Du principe de précaution

Emmanuel Desclèves

Juin 2008

« La morale de la sécurité remplace aujourd’hui celle du risque » – Henri Troyat

« La civilisation grecque s’est éteinte dans les arguties, la civilisation romaine est morte dans les orgies, …et nous sommes en train de sombrer dans le principe de précaution ».

Ecrite récemment par un mathématicien, cette forte parole met en évidence l’espèce de gangrène qui nous guette aujourd’hui par bien des voies plus ou moins directes.

Avec la montée du juridisme, la multiplication des mises en cause de différents responsables devant les tribunaux ou encore l’application d’une certaine forme procédurière de démarche qualité dévoyée de ses principes, on observe malheureusement une sorte de mouvement de retrait vis-à-vis de toute responsabilité personnelle.

De plus en plus de personnes se retranchent aujourd’hui derrière des textes et appliquent des procédures sans se soucier du tout de leur pertinence ni même de leur validité dans la situation concernée.

Plus inquiétants encore, ceux qui ont perdu tout libre arbitre vis-à-vis de ces règlements, au point de se comporter parfois comme de simples robots.

« L’obéissance à la loi qu’on s’est prescrite est liberté », écrivait Rousseau. Il s’agissait en l’occurrence de choisir librement et surtout personnellement, expression même de la responsabilité individuelle.

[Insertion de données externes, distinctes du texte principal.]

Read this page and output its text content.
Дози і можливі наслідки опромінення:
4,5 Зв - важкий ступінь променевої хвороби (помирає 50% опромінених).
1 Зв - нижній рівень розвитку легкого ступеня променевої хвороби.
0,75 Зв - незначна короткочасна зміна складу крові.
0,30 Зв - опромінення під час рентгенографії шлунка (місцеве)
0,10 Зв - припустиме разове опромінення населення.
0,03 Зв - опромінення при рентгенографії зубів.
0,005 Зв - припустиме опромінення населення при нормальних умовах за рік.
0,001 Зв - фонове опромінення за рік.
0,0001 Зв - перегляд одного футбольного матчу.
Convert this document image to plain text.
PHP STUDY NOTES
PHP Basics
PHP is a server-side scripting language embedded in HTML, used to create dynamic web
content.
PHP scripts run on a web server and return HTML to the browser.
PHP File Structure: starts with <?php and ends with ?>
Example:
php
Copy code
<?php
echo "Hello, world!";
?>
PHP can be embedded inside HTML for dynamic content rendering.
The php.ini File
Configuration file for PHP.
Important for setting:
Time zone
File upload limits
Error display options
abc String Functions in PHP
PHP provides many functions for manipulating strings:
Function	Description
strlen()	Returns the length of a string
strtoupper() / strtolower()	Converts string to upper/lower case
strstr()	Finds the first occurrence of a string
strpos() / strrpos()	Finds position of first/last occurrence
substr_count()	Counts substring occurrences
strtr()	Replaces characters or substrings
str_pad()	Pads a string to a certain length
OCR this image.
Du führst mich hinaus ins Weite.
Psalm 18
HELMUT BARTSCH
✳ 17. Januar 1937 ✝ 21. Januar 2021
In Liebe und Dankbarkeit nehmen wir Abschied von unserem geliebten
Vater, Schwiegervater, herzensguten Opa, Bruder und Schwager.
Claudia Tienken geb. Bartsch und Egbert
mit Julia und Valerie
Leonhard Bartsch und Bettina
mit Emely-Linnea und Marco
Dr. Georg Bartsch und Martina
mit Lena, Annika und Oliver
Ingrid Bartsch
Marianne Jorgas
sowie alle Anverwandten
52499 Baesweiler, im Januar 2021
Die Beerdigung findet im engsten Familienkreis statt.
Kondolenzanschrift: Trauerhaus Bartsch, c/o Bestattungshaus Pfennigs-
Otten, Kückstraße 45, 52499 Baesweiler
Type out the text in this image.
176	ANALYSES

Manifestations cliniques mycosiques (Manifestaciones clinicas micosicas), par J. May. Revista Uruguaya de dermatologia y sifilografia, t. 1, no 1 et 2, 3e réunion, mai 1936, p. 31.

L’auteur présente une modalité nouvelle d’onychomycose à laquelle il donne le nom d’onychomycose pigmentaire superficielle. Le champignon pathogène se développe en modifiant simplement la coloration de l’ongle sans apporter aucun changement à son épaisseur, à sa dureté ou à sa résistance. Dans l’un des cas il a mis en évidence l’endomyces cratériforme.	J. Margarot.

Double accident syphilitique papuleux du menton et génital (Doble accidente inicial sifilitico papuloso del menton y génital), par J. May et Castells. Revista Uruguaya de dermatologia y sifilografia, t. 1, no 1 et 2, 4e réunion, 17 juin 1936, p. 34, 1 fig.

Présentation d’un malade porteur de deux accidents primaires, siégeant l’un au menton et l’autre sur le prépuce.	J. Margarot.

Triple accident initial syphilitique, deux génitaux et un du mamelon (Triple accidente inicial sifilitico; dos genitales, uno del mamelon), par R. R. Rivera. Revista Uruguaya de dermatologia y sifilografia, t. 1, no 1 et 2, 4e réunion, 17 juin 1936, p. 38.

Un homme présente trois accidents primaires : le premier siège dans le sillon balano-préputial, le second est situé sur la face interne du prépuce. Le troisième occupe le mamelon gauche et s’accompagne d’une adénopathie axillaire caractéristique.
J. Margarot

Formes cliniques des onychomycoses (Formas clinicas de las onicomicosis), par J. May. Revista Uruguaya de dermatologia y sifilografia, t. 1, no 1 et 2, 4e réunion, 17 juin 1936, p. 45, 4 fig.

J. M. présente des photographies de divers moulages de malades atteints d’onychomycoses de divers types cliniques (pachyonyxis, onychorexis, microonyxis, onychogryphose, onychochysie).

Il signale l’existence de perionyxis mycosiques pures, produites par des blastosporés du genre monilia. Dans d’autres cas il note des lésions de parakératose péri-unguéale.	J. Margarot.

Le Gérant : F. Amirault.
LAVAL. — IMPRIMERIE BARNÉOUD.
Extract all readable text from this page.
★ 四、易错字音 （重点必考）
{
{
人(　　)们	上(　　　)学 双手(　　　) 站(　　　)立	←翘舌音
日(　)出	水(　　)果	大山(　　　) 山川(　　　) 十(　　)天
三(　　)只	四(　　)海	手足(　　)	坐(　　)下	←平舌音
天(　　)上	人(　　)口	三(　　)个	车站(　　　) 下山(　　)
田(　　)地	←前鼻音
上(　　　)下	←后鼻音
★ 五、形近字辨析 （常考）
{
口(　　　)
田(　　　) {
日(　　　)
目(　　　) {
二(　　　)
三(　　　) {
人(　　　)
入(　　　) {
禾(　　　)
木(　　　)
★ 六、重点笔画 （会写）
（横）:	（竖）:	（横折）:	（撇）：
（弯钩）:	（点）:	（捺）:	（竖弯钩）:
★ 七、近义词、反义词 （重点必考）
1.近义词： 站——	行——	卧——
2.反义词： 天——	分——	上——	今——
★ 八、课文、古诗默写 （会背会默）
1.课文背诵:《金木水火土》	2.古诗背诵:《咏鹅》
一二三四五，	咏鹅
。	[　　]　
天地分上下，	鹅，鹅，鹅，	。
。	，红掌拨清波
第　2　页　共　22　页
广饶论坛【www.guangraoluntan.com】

Prenons garde aujourd’hui à ces multiples règlements et ces procédures, que nous forgeons souvent nous-mêmes, qui peuvent se transformer insidieusement en autant de liens et de carcans de nature à nous piéger plus efficacement parfois que si nous nous étions mis volontairement derrière des barbelés.

Beaucoup de conseillers et d’experts en tous genres, sont prêts à nous enfermer dans ces prisons intellectuelles avec les meilleurs arguments.

Essayons donc de garder raison, de préserver notre libre arbitre au point de savoir dire non à bon escient, dans la perspective de conserver et de promouvoir cet esprit d’entreprise, propre de l’homme, sans lequel il n’y a ni liberté ni progrès.